Exam Relevance Score: 98

How can administrators prevent self-service deployments from using unapproved networks, oversized templates, or incorrect storage policies?

Answer:

Use governance guardrails such as approved templates, quotas, network profiles, storage policies, and approval workflows.

Explanation:

Self-service automation should accelerate delivery while preserving architectural control. Without guardrails, users may deploy inconsistent workloads that waste capacity or violate security and operational standards. Governance policies ensure that automation aligns with the approved VCF design.
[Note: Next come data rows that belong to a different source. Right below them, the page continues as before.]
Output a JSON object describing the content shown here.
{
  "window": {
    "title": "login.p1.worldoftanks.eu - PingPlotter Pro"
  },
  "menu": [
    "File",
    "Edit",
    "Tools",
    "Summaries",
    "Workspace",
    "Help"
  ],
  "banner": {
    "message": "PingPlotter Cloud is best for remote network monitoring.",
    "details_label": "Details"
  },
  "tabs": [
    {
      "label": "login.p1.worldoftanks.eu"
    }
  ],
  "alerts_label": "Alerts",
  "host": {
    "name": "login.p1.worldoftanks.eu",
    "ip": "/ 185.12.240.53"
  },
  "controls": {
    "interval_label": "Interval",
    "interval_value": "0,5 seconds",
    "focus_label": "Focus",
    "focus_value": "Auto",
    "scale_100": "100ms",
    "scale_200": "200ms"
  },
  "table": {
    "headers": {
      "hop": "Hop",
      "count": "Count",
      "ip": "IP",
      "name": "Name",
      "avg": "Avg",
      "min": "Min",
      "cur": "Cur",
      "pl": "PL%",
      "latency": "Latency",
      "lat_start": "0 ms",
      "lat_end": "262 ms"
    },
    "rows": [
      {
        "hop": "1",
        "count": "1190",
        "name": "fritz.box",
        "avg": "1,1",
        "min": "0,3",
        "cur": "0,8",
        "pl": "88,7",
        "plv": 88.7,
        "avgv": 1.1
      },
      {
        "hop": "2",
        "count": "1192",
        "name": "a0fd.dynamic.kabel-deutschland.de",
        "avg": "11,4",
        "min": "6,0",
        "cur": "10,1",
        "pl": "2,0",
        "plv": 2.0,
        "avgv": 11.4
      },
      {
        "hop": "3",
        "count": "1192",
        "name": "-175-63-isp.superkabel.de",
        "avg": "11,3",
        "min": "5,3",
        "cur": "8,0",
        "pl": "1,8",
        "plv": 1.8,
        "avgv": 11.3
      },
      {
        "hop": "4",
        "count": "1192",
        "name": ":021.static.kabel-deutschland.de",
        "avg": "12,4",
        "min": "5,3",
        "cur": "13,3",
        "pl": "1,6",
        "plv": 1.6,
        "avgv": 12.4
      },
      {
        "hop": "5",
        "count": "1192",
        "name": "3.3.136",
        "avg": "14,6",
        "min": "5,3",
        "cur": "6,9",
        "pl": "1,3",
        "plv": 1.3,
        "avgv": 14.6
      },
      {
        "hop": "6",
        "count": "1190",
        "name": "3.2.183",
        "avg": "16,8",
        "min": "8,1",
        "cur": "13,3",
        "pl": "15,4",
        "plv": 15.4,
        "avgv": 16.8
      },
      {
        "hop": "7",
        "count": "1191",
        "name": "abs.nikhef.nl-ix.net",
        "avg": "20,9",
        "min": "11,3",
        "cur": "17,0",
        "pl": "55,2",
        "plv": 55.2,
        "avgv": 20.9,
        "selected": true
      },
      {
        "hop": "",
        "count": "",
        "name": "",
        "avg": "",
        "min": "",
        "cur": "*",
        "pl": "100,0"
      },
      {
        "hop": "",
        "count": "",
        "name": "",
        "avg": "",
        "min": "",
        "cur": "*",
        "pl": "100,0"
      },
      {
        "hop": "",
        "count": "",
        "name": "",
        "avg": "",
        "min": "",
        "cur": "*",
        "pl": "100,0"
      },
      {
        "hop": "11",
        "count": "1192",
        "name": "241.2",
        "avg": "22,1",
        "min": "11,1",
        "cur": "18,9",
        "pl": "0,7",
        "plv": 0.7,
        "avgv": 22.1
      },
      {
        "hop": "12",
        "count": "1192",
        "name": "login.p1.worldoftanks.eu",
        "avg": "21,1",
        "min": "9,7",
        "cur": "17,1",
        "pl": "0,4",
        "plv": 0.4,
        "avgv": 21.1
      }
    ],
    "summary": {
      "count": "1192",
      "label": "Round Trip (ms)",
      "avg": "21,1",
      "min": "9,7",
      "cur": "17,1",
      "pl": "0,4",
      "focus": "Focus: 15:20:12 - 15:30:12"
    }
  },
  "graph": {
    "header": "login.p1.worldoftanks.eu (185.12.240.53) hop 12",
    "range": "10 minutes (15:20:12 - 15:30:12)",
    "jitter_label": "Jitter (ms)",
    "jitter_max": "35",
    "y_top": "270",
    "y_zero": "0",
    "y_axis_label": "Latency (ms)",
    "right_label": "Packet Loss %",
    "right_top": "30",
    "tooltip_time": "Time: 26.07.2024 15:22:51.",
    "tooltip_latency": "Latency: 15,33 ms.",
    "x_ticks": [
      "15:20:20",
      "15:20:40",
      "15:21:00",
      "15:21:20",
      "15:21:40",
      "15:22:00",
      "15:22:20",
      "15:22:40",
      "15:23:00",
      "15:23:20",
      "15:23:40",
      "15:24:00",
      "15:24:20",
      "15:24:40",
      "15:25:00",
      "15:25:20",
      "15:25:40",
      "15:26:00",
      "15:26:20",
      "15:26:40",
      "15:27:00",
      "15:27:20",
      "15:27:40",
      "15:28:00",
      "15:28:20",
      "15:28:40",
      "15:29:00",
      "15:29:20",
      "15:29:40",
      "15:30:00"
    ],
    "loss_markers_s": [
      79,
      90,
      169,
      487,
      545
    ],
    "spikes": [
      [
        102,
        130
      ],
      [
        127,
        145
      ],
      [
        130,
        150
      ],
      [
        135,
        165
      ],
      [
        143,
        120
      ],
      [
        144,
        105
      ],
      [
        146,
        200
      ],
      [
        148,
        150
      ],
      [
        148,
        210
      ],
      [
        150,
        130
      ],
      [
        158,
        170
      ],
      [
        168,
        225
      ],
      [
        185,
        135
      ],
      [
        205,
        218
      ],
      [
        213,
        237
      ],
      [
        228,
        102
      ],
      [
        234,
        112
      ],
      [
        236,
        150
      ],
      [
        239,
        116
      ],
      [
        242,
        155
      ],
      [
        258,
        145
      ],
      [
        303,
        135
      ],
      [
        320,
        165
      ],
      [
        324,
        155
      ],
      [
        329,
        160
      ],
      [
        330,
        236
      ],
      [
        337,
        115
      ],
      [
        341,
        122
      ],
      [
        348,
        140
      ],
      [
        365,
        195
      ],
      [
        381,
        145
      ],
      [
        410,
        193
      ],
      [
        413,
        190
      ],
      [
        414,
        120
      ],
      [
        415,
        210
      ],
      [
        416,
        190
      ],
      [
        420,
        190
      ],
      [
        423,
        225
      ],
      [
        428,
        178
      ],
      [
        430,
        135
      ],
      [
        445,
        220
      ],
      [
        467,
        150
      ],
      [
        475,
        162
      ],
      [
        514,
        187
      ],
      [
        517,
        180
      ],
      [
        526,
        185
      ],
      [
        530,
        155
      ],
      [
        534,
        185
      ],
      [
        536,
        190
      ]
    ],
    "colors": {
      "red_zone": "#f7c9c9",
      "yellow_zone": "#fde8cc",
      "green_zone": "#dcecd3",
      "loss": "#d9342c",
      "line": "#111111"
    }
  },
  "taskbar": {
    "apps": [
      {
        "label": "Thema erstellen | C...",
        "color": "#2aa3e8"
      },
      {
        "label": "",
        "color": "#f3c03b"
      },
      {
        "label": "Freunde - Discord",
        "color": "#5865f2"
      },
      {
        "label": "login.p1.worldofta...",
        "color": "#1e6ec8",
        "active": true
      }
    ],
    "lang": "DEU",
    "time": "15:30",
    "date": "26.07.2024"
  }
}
In certification scenarios, this type of question usually tests the balance between automation flexibility and administrative control.

Demand Score: 84

Exam Relevance Score: 93

What should administrators do when direct changes in vCenter or NSX create configuration drift from the approved VCF design?

Answer:

Compare the running environment against the approved baseline and bring changes back under documented operational control.

Explanation:

Configuration drift can break lifecycle assumptions, monitoring accuracy, security boundaries, and troubleshooting procedures. A baseline allows administrators to identify unsupported or unauthorized changes and decide whether to remediate them or formally update the design. In VCF exams, operational consistency is usually preferred over ad hoc manual changes.